Immune System and Brain
The sickness response is a nonspecific immune reaction that triggers a series of physiological and behavioral changes, including fever, eating and drinking less, decreased social interaction, and increased anxiety. It also activates the body’s stress response. Triggered by signals in the brain’s hypothalamus, the sickness response is the body’s attempt to produce energy to fight infection as well as preserve energy through behavior changes.
Scientists have found that macrophages, cells that protect the body against infection, create proinflammatory cytokines including interleukin-1, interleukin-6, and tumor necrosis factor. These work inside the brain to activate the sickness response.

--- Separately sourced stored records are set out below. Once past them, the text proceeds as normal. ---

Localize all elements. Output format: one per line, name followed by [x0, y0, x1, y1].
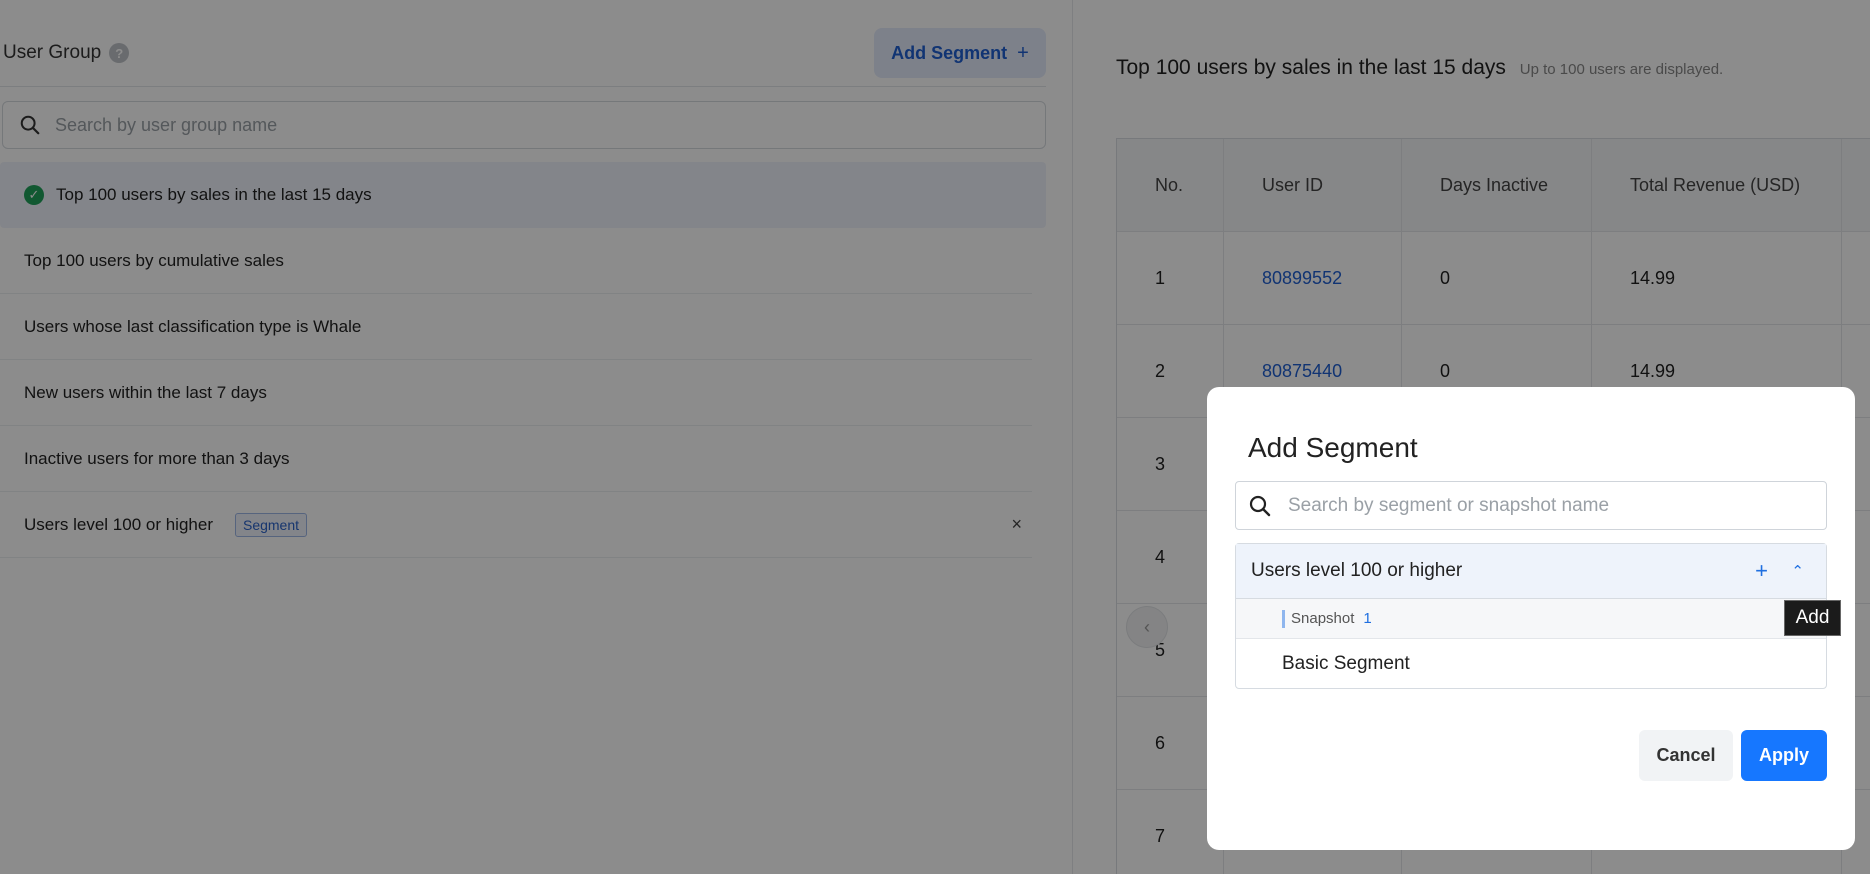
cancel-button[interactable]: Cancel: [1639, 730, 1733, 781]
segment-group-header[interactable]: Users level 100 or higher + ⌃: [1236, 544, 1826, 599]
search-icon: [1249, 495, 1271, 516]
basic-segment-row[interactable]: Basic Segment: [1236, 639, 1826, 688]
snapshot-count: 1: [1363, 610, 1372, 627]
basic-segment-label: Basic Segment: [1282, 652, 1410, 674]
chevron-up-icon[interactable]: ⌃: [1791, 562, 1804, 580]
modal-title: Add Segment: [1248, 432, 1418, 463]
plus-icon[interactable]: +: [1755, 558, 1768, 584]
add-tooltip: Add: [1784, 600, 1841, 636]
snapshot-indicator: [1282, 609, 1285, 628]
snapshot-label: Snapshot: [1291, 610, 1355, 627]
segment-search-input[interactable]: Search by segment or snapshot name: [1235, 481, 1827, 530]
segment-list: Users level 100 or higher + ⌃ Snapshot 1…: [1235, 543, 1827, 689]
search-placeholder: Search by segment or snapshot name: [1288, 494, 1610, 516]
add-segment-modal: Add Segment Search by segment or snapsho…: [1207, 387, 1855, 850]
snapshot-row[interactable]: Snapshot 1: [1236, 599, 1826, 639]
apply-button[interactable]: Apply: [1741, 730, 1827, 781]
segment-group-label: Users level 100 or higher: [1251, 560, 1463, 581]
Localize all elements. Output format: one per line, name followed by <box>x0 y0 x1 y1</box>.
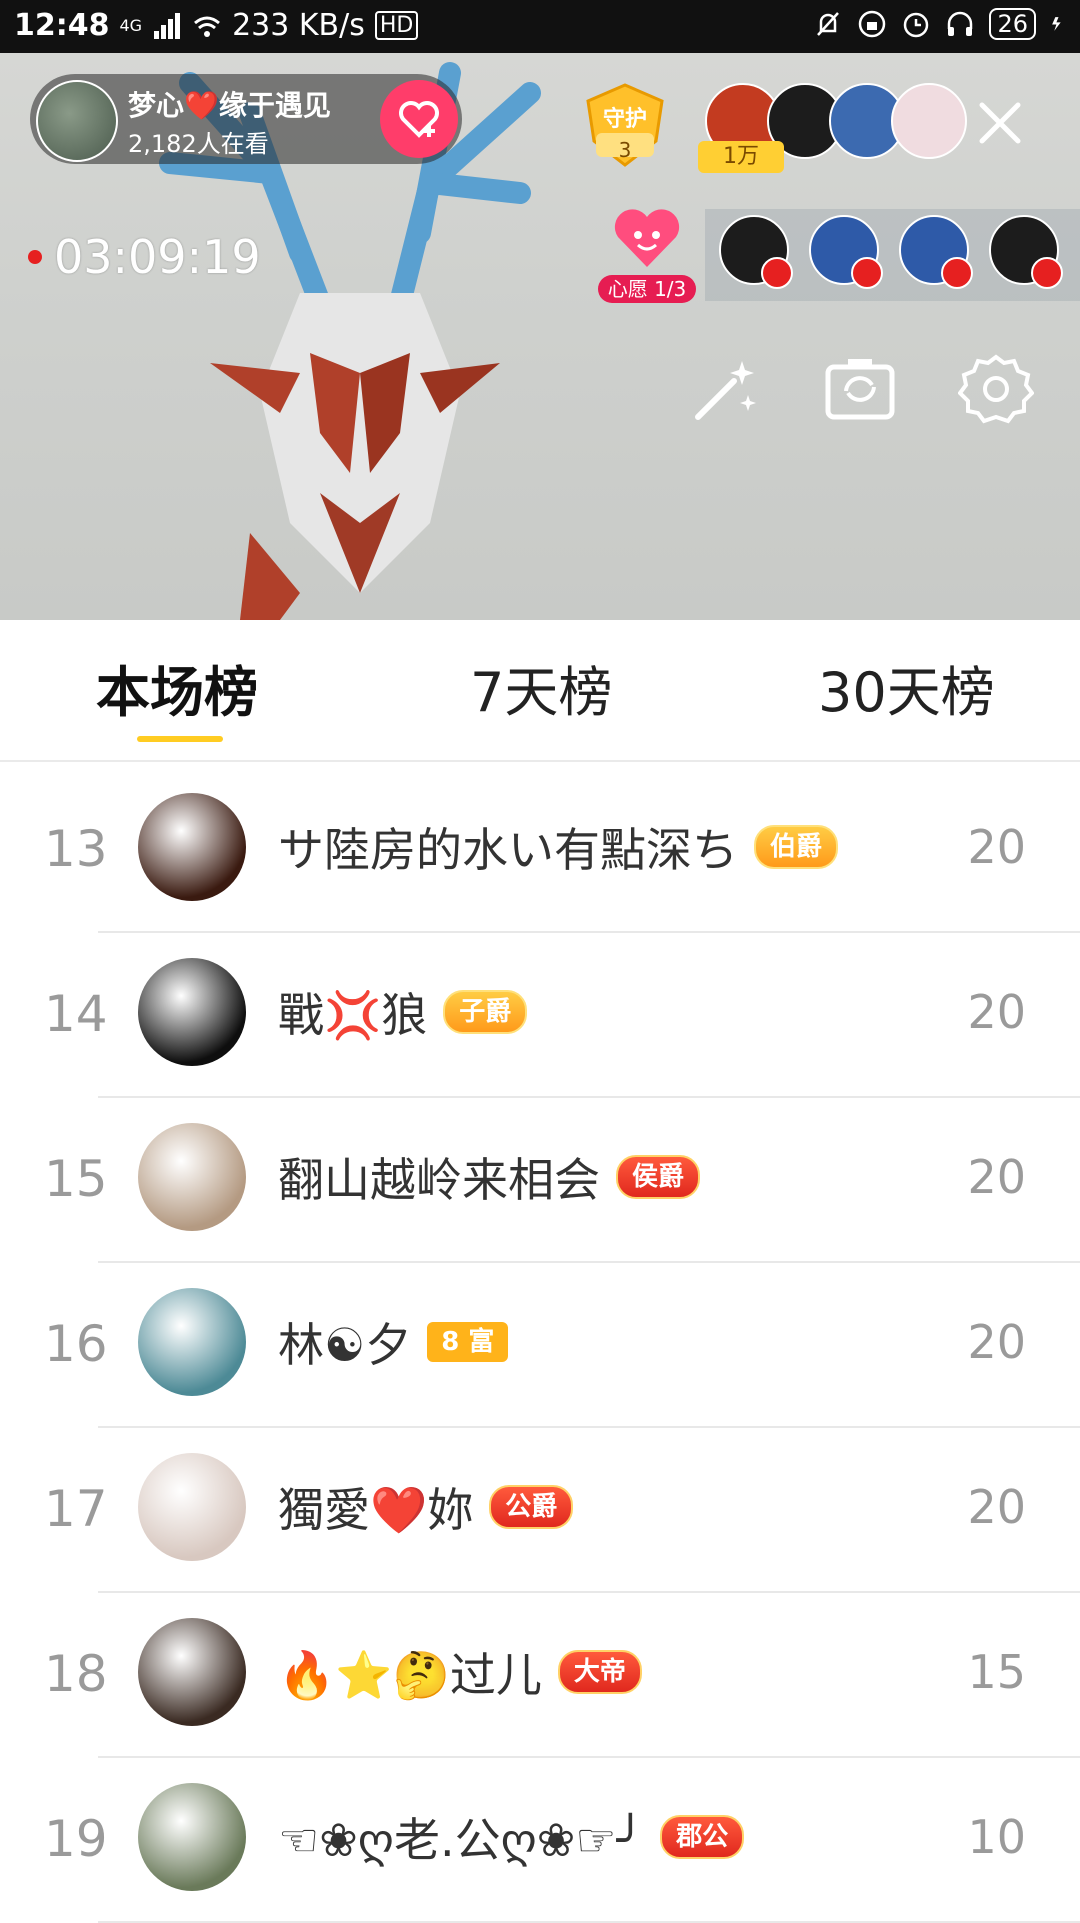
seat-icon <box>761 257 793 289</box>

“This name [proinflammatory cytokines] reflects the fact that these proteins orchestrate and augment inflammatory responses,” says Linda R. Watkins of the Center for Neuroscience at the University of Colorado at Boulder. Preventing their actions blocks sickness, whereas administering them can lead to a sickness response, she adds.
Watkins and her colleague at the University of Colorado, Steven Maier, found that cytokines produced in the blood by macrophages (a type of white blood cell that helps to destroy bacteria) are not what tell your brain that you are sick, primarily because they are too large to pass through the blood-brain barrier, the tight layer of cells and tissue that normally keeps immune cells from entering the brain. Rather, the cytokines’ message passes through the vagus nerve to the brain.
Along the vagus nerve, which extends from the brainstem to the abdomen, sit small pockets of cells called paraganglia that secrete neurotransmitters. The paraganglia have receptors for interleukin-1 (IL-1), one of the proinflammatory cytokines released by macrophages.
Maier first described the immune-to-brain circuit that regulates the sickness response in 2001. A macrophage releases IL-1, which binds to paraganglia along the vagus nerve, he said. Neurotransmitters in the paraganglia then activate the vagus nerve, sending the signal to the brain. This signal in turn tells the brain to make its own IL-1, which sets off the sickness response and sends the signal back to the immune system.